Drei Tropfen Herzblut
"Verliere nie die Schlüssel" heißt ein neuer poetischer Liederabend von und mit Andrej La- kisov und Larisa T. Papizh. Der in der wohlig warmen Kneipe des Potsdamer Theaterschiffs im November seine Premiere feierte und in die Welt der russischen Seele und Poesie entführt.
Gleich zu Anfang zitiert der Musiker Lakisov ein russisches Sprichwort: Sing mir ein trauriges Lied, mit viel Freude! Das sei das Geheimnis der berühmten russischen Melancholie. Und dass diese für ihn besonders in der Küche mit Familie und Freunden, Gesprächen und Liedern zum Tragen kommt.
Lakisov, der eigentlich ein renommierter Saxophonist und Multiinstrumentalist ist, greift in diesem intimen Abend – die Gäste sitzen dicht vor ihm – zur Gitarre und singt erstmals auch selbst. Die Schauspielerin Larissa T. Papizh begleitet ihn warm und einfühlsam mit einführenden Worten und deutschen Übersetzungen der Texte.
Diese sind von Natascha Bondar, Bulat Okudschawa, Nadezda Schahowa, Tatjana Lavrova, Hermann Hesse, Elena Frolowa, Anastasia Tchachova, Mascha Kaléko, Irina Suevich und Wladimir Wyssozki.
Das viergliedrige Programm, das mit "Gott und Liebe", "Frauen", "Herbst" und "Männer" überschrieben ist, handelt von diesen Themen und von noch viel mehr. Auch der "Krieg" ist in den zeitlosen Texten beispielsweise von Bulat Okudschawa immer präsent.
Und es ist großartig, dass in dieser sanft schaukelnden Theaterschiff-Arche diese (Weiß-)Russen aus Berlin ihre östlich-seelenvolle Kultur präsentieren können. Denn die kulturellen Verbindungen sollten auch nicht durch den anhaltenden Ukrainekrieg gekappt werden.
Der Abend beginnt mit dem metaphernreichen "Gebet" von Bulat Okudschawa und endet mit "Mein Schicksal" von Wladimir Wyssozki, diesem charismatischen Künstler, den Lakisov verehrt und der es wert ist, auch hierzulande nicht vergessen zu werden.

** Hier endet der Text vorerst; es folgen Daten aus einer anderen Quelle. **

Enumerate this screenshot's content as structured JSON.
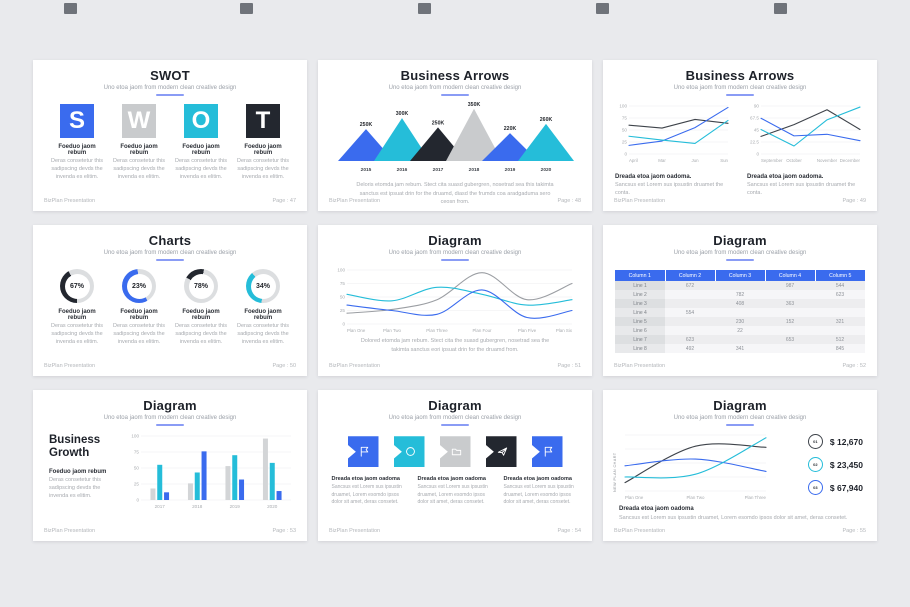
{
  "colors": {
    "blue": "#3a6bee",
    "cyan": "#25bdd9",
    "dark": "#23272f",
    "gray": "#c9cbcd",
    "lightgray": "#d3d5d7",
    "ink": "#3e434a",
    "softgray": "#9b9ea3",
    "ring": "#dcdee0",
    "grid": "#ededef",
    "tick": "#a9acb0"
  },
  "slides": [
    {
      "title": "SWOT",
      "subtitle": "Uno etoa jaom from modern clean creative design",
      "items": [
        {
          "letter": "S",
          "color": "blue",
          "caption": "Foeduo jaom rebum",
          "desc": "Deras consetetur this sadipscing devds the invenda es elitim."
        },
        {
          "letter": "W",
          "color": "gray",
          "caption": "Foeduo jaom rebum",
          "desc": "Deras consetetur this sadipscing devds the invenda es elitim."
        },
        {
          "letter": "O",
          "color": "cyan",
          "caption": "Foeduo jaom rebum",
          "desc": "Deras consetetur this sadipscing devds the invenda es elitim."
        },
        {
          "letter": "T",
          "color": "dark",
          "caption": "Foeduo jaom rebum",
          "desc": "Deras consetetur this sadipscing devds the invenda es elitim."
        }
      ],
      "footer_left": "BizPlan Presentation",
      "footer_right": "Page : 47"
    },
    {
      "title": "Business Arrows",
      "subtitle": "Uno etoa jaom from modern clean creative design",
      "chart": {
        "type": "triangle",
        "categories": [
          "2015",
          "2016",
          "2017",
          "2018",
          "2019",
          "2020"
        ],
        "labels": [
          "250K",
          "300K",
          "250K",
          "350K",
          "220K",
          "260K"
        ],
        "values": [
          55,
          74,
          58,
          90,
          48,
          64
        ],
        "colors": [
          "blue",
          "cyan",
          "dark",
          "gray",
          "blue",
          "cyan"
        ],
        "ymax": 100
      },
      "body": "Deloris etomda jam rebum. Stect cita suasd gubergren, nosetrad sea this takimta sanctus est ipsuat drin for the druamd, diasd the frumds coa aradgaduma sero ceosn from.",
      "footer_left": "BizPlan Presentation",
      "footer_right": "Page : 48"
    },
    {
      "title": "Business Arrows",
      "subtitle": "Uno etoa jaom from modern clean creative design",
      "charts": [
        {
          "type": "line",
          "x": [
            "April",
            "Mar",
            "Jun",
            "Sun"
          ],
          "yticks": [
            "100",
            "75",
            "50",
            "25",
            "0"
          ],
          "ymax": 100,
          "series": [
            {
              "name": "dark-line",
              "color": "ink",
              "values": [
                60,
                54,
                72,
                64
              ]
            },
            {
              "name": "blue-line",
              "color": "blue",
              "values": [
                18,
                27,
                55,
                97
              ]
            },
            {
              "name": "cyan-line",
              "color": "cyan",
              "values": [
                37,
                29,
                22,
                70
              ]
            }
          ],
          "caption": "Dreada etoa jaom oadoma.",
          "desc": "Sancsus est Lorem sus ipsustin druamet the conta."
        },
        {
          "type": "line",
          "x": [
            "September",
            "October",
            "November",
            "December"
          ],
          "yticks": [
            "90",
            "67.5",
            "45",
            "22.5",
            "0"
          ],
          "ymax": 90,
          "series": [
            {
              "name": "dark-line",
              "color": "ink",
              "values": [
                33,
                55,
                83,
                46
              ]
            },
            {
              "name": "cyan-line",
              "color": "cyan",
              "values": [
                46,
                15,
                64,
                88
              ]
            },
            {
              "name": "blue-line",
              "color": "blue",
              "values": [
                67,
                34,
                37,
                25
              ]
            }
          ],
          "caption": "Dreada etoa jaom oadoma.",
          "desc": "Sancsus est Lorem sus ipsustin druamet the conta."
        }
      ],
      "footer_left": "BizPlan Presentation",
      "footer_right": "Page : 49"
    },
    {
      "title": "Charts",
      "subtitle": "Uno etoa jaom from modern clean creative design",
      "items": [
        {
          "pct": "67%",
          "color": "dark",
          "start": 180,
          "sweep": 150,
          "caption": "Foeduo jaom rebum",
          "desc": "Deras consetetur this sadipscing devds the invenda es elitim."
        },
        {
          "pct": "23%",
          "color": "blue",
          "start": 150,
          "sweep": 205,
          "caption": "Foeduo jaom rebum",
          "desc": "Deras consetetur this sadipscing devds the invenda es elitim."
        },
        {
          "pct": "78%",
          "color": "dark",
          "start": 300,
          "sweep": 70,
          "caption": "Foeduo jaom rebum",
          "desc": "Deras consetetur this sadipscing devds the invenda es elitim."
        },
        {
          "pct": "34%",
          "color": "cyan",
          "start": 185,
          "sweep": 135,
          "caption": "Foeduo jaom rebum",
          "desc": "Deras consetetur this sadipscing devds the invenda es elitim."
        }
      ],
      "footer_left": "BizPlan Presentation",
      "footer_right": "Page : 50"
    },
    {
      "title": "Diagram",
      "subtitle": "Uno etoa jaom from modern clean creative design",
      "chart": {
        "type": "line",
        "smooth": true,
        "x": [
          "Plan One",
          "Plan Two",
          "Plan Three",
          "Plan Four",
          "Plan Five",
          "Plan Six"
        ],
        "yticks": [
          "100",
          "75",
          "50",
          "25",
          "0"
        ],
        "ymax": 100,
        "series": [
          {
            "name": "gray-wave",
            "color": "softgray",
            "values": [
              20,
              27,
              45,
              95,
              45,
              75
            ]
          },
          {
            "name": "cyan-wave",
            "color": "cyan",
            "values": [
              55,
              43,
              68,
              55,
              35,
              45
            ]
          },
          {
            "name": "blue-wave",
            "color": "blue",
            "values": [
              35,
              25,
              18,
              63,
              12,
              25
            ]
          }
        ]
      },
      "body": "Dolored etomda jam rebum. Stect cita the suasd gubergren, nosetrad sea the takimta sanctus eori ipsuat drin for the druamd from.",
      "footer_left": "BizPlan Presentation",
      "footer_right": "Page : 51"
    },
    {
      "title": "Diagram",
      "subtitle": "Uno etoa jaom from modern clean creative design",
      "table": {
        "headers": [
          "Column 1",
          "Column 2",
          "Column 3",
          "Column 4",
          "Column 5"
        ],
        "rows": [
          {
            "label": "Line 1",
            "cells": [
              "672",
              "",
              "987",
              "544"
            ]
          },
          {
            "label": "Line 2",
            "cells": [
              "",
              "782",
              "",
              "623"
            ]
          },
          {
            "label": "Line 3",
            "cells": [
              "",
              "408",
              "363",
              ""
            ]
          },
          {
            "label": "Line 4",
            "cells": [
              "554",
              "",
              "",
              ""
            ]
          },
          {
            "label": "Line 5",
            "cells": [
              "",
              "230",
              "152",
              "321"
            ]
          },
          {
            "label": "Line 6",
            "cells": [
              "",
              "22",
              "",
              ""
            ]
          },
          {
            "label": "Line 7",
            "cells": [
              "623",
              "",
              "653",
              "512"
            ]
          },
          {
            "label": "Line 8",
            "cells": [
              "492",
              "341",
              "",
              "845"
            ]
          }
        ]
      },
      "footer_left": "BizPlan Presentation",
      "footer_right": "Page : 52"
    },
    {
      "title": "Diagram",
      "subtitle": "Uno etoa jaom from modern clean creative design",
      "heading": "Business Growth",
      "caption": "Foeduo jaom rebum",
      "desc": "Deras consetetur this sadipscing devds the invenda es elitim.",
      "chart": {
        "type": "bar",
        "categories": [
          "2017",
          "2018",
          "2019",
          "2020"
        ],
        "yticks": [
          "100",
          "75",
          "50",
          "25",
          "0"
        ],
        "ymax": 100,
        "series": [
          {
            "name": "gray-bars",
            "color": "lightgray",
            "values": [
              18,
              26,
              53,
              96
            ]
          },
          {
            "name": "cyan-bars",
            "color": "cyan",
            "values": [
              55,
              43,
              70,
              58
            ]
          },
          {
            "name": "blue-bars",
            "color": "blue",
            "values": [
              12,
              76,
              32,
              14
            ]
          }
        ]
      },
      "footer_left": "BizPlan Presentation",
      "footer_right": "Page : 53"
    },
    {
      "title": "Diagram",
      "subtitle": "Uno etoa jaom from modern clean creative design",
      "boxes": [
        {
          "icon": "flag-icon",
          "color": "blue"
        },
        {
          "icon": "circle-icon",
          "color": "cyan"
        },
        {
          "icon": "folder-icon",
          "color": "gray"
        },
        {
          "icon": "paper-plane-icon",
          "color": "dark"
        },
        {
          "icon": "flag-icon",
          "color": "blue"
        }
      ],
      "texts": [
        {
          "title": "Dreada etoa jaom oadoma",
          "desc": "Sancsus est Lorem sus ipsustin druamet, Lorem esomdo ipsos dolor sit amet, deras consetet."
        },
        {
          "title": "Dreada etoa jaom oadoma",
          "desc": "Sancsus est Lorem sus ipsustin druamet, Lorem esomdo ipsos dolor sit amet, deras consetet."
        },
        {
          "title": "Dreada etoa jaom oadoma",
          "desc": "Sancsus est Lorem sus ipsustin druamet, Lorem esomdo ipsos dolor sit amet, deras consetet."
        }
      ],
      "footer_left": "BizPlan Presentation",
      "footer_right": "Page : 54"
    },
    {
      "title": "Diagram",
      "subtitle": "Uno etoa jaom from modern clean creative design",
      "chart": {
        "type": "line",
        "smooth": true,
        "axis_label": "NEW PLAN CHART",
        "x": [
          "Plan One",
          "Plan Two",
          "Plan Three"
        ],
        "grid": 5,
        "ymax": 100,
        "series": [
          {
            "name": "dark-line",
            "color": "ink",
            "values": [
              15,
              80,
              78
            ]
          },
          {
            "name": "blue-line",
            "color": "blue",
            "values": [
              45,
              57,
              35
            ]
          },
          {
            "name": "cyan-line",
            "color": "cyan",
            "values": [
              25,
              30,
              95
            ]
          }
        ]
      },
      "badges": [
        {
          "num": "01",
          "color": "ink",
          "value": "$ 12,670"
        },
        {
          "num": "02",
          "color": "cyan",
          "value": "$ 23,450"
        },
        {
          "num": "03",
          "color": "blue",
          "value": "$ 67,940"
        }
      ],
      "caption": "Dreada etoa jaom oadoma",
      "desc": "Sancsus est Lorem sus ipsustin druamet, Lorem esomdo ipsos dolor sit amet, deras consetet.",
      "footer_left": "BizPlan Presentation",
      "footer_right": "Page : 55"
    }
  ]
}
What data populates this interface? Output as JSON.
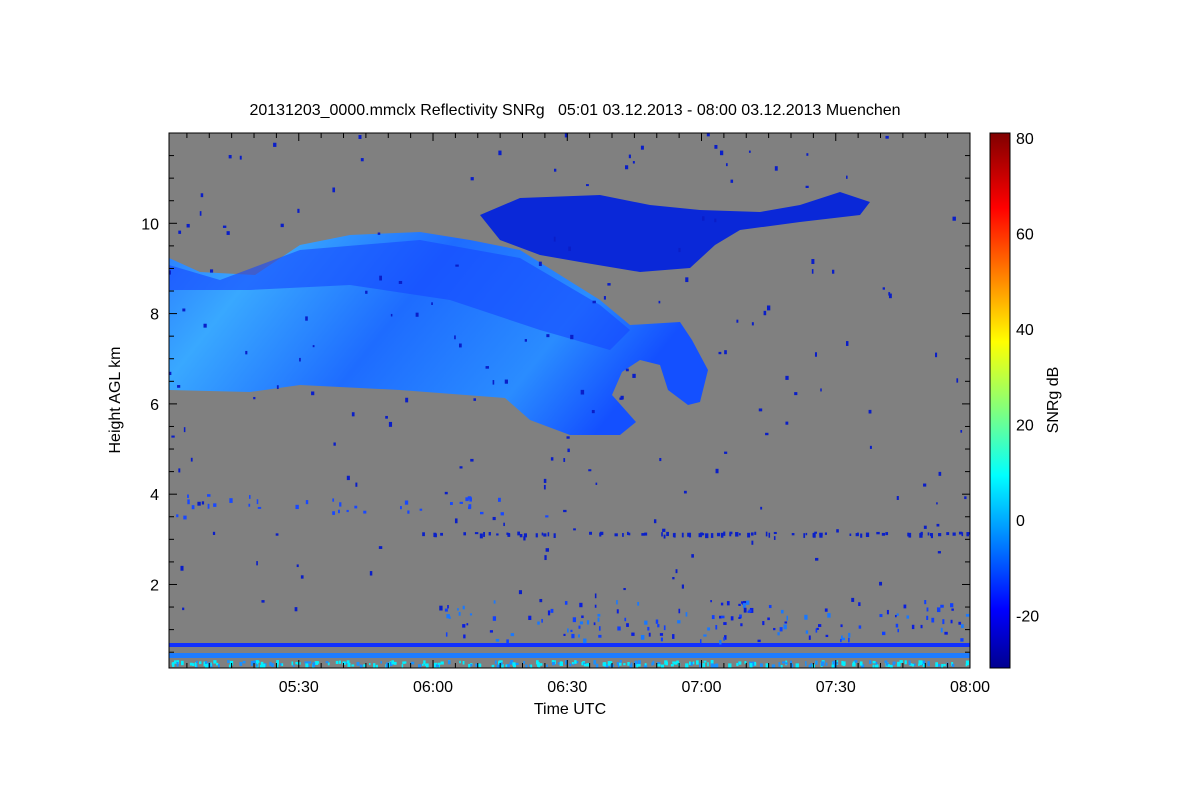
{
  "chart_data": {
    "type": "heatmap",
    "title": "20131203_0000.mmclx Reflectivity SNRg   05:01 03.12.2013 - 08:00 03.12.2013 Muenchen",
    "xlabel": "Time UTC",
    "ylabel": "Height AGL km",
    "colorbar_label": "SNRg dB",
    "x_range_minutes": [
      301,
      480
    ],
    "x_ticks": [
      {
        "label": "05:30",
        "minutes": 330
      },
      {
        "label": "06:00",
        "minutes": 360
      },
      {
        "label": "06:30",
        "minutes": 390
      },
      {
        "label": "07:00",
        "minutes": 420
      },
      {
        "label": "07:30",
        "minutes": 450
      },
      {
        "label": "08:00",
        "minutes": 480
      }
    ],
    "y_range_km": [
      0.15,
      12.0
    ],
    "y_ticks": [
      {
        "label": "2",
        "value": 2
      },
      {
        "label": "4",
        "value": 4
      },
      {
        "label": "6",
        "value": 6
      },
      {
        "label": "8",
        "value": 8
      },
      {
        "label": "10",
        "value": 10
      }
    ],
    "colorbar_range_db": [
      -31,
      81
    ],
    "colorbar_ticks": [
      {
        "label": "-20",
        "value": -20
      },
      {
        "label": "0",
        "value": 0
      },
      {
        "label": "20",
        "value": 20
      },
      {
        "label": "40",
        "value": 40
      },
      {
        "label": "60",
        "value": 60
      },
      {
        "label": "80",
        "value": 80
      }
    ],
    "colormap": "jet",
    "background_color": "#808080",
    "features": [
      {
        "name": "main cirrus layer",
        "time_start": "05:01",
        "time_end": "07:03",
        "height_km": [
          5.3,
          9.8
        ],
        "snr_db": [
          -15,
          8
        ]
      },
      {
        "name": "upper cloud layer",
        "time_start": "06:14",
        "time_end": "07:46",
        "height_km": [
          8.9,
          10.8
        ],
        "snr_db": [
          -25,
          -15
        ]
      },
      {
        "name": "near-surface clutter",
        "time_start": "05:01",
        "time_end": "08:00",
        "height_km": [
          0.15,
          0.7
        ],
        "snr_db": [
          -15,
          8
        ]
      }
    ]
  }
}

Lakisov weiß, dass er ihn nicht imitieren kann. Er singt dessen Poeme mit großer Zärtlichkeit und ebensolcher Kraft. Das ist sehr berührend und es macht diesen Musiker und dieses Format so nahbar. Es entsteht, wie von beiden Künstler*innen, die sich wunderbar ergänzen, eingangs gewünscht, so etwas wie eine (Seelen-)Gemeinschaft mit dem Publikum.
Schön darin auch die Texte von Mascha Kaléko – im direkten Vergleich – mit der jetzt in Berlin lebenden Irina Suevich, deren Verse Andrej Lakisov einfühlsam übersetzt und interpretiert. Auch sie haben Tiefe, Magie und viel Lebensweisheit.
"Drei Tropfen Herzblut" ist eine Zeile aus Mascha Kalékos "Morgenländischem Liebeslied" – auch dies echtes Seelenfutter für einen (langen) Winter.
Und nicht zuletzt: Schönheit und Traurigkeit gehören zusammen. Oder wie die beiden auftretenden Künstler:innen sagten: Die russischen Lieder sind so melancholisch, dass es einem danach gut geht. Fehlte eigentlich nur noch ein Wodka und eine kräftige Suppe dazu.